I appreciated how much of the story was told primarily from the women’s perspective (although, aren’t most rom coms?). The mother-in-law v. daughter-in-law tension was good and made many Asian-American wives I know squirm. That tension is probably the basis for about half of all Asian dramas. Because it’s a real thing. The movie also ends with all the Asian women willingly sacrificing for their Asian men. Because that’s a real thing too. Although I suspect that’s not unique to Asians. But I’m convicted: I need to sacrifice more often for my wife.
I was excited when the Singaporeans were in a Bible study together! But then it became an Asian gossip sesh. How embarrassing!
That rendition of “I Can’t Help Falling in Love With You” by Kina Grannis was…wow. Arresting.
In general, a decent movie, not just “for an Asian-American film”, but on it’s own merits as a romantic comedy. On one hand, I get that this film is huge because this wasn’t some indie Asian-American film that finally got picked up by a big studio; it was funded by a big studio from the get go. Also, it was unapologetically Asian, with some but not too much explanation; with all the cultural assumptions implicit in the story, Asians certainly understood the movie at a deeper level than non-Asians did. And even though I wouldn’t say this is our Black Panther, I’m ok with that; not every film like this has to bear that kind of weight (What would an Asian-American Black Panther look like anyway? Returning to an honorable homeland where we’re good at martial arts, math, and technology? Wait a minute…)

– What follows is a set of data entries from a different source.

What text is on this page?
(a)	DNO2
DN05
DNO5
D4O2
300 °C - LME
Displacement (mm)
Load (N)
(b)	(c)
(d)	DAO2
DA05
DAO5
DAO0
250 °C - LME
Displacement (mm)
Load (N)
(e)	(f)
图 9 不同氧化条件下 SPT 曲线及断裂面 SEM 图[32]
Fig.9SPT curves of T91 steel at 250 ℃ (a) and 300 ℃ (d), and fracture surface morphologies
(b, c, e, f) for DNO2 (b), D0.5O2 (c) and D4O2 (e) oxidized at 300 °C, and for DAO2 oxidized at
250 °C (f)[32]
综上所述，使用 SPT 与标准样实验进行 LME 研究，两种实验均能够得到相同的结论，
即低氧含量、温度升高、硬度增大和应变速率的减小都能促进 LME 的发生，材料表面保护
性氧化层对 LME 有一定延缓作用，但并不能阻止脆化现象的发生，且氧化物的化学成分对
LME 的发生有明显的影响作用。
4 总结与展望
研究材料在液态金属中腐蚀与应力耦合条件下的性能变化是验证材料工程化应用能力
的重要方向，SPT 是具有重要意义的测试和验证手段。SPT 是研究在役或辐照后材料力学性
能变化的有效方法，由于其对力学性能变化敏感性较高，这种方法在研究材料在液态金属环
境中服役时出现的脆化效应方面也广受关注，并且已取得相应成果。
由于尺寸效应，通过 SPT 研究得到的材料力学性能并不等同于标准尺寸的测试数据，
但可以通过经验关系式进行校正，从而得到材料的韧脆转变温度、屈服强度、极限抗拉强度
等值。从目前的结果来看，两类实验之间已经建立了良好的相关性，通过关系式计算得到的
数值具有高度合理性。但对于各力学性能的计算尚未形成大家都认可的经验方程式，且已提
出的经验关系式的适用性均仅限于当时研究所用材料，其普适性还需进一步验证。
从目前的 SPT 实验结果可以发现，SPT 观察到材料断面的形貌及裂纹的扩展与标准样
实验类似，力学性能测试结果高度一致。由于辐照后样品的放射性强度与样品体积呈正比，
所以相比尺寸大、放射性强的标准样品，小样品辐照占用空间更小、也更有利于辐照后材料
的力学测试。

On the other hand, how much do we need Hollywood and mainstream society’s validation? I guess better than not having it. But I also find Hollywood less and less relevant culturally; movies just aren’t these national cultural moments like they used to be; entertainment is so splintered these days: movie-watching continues to give way the influence of TV, Netflix, or YouTube. And was this really “our story” when it was more about the Asian 1% than people like me? More than others, I suppose.
A conflicted review, but overall, I’d give the movie a thumb up.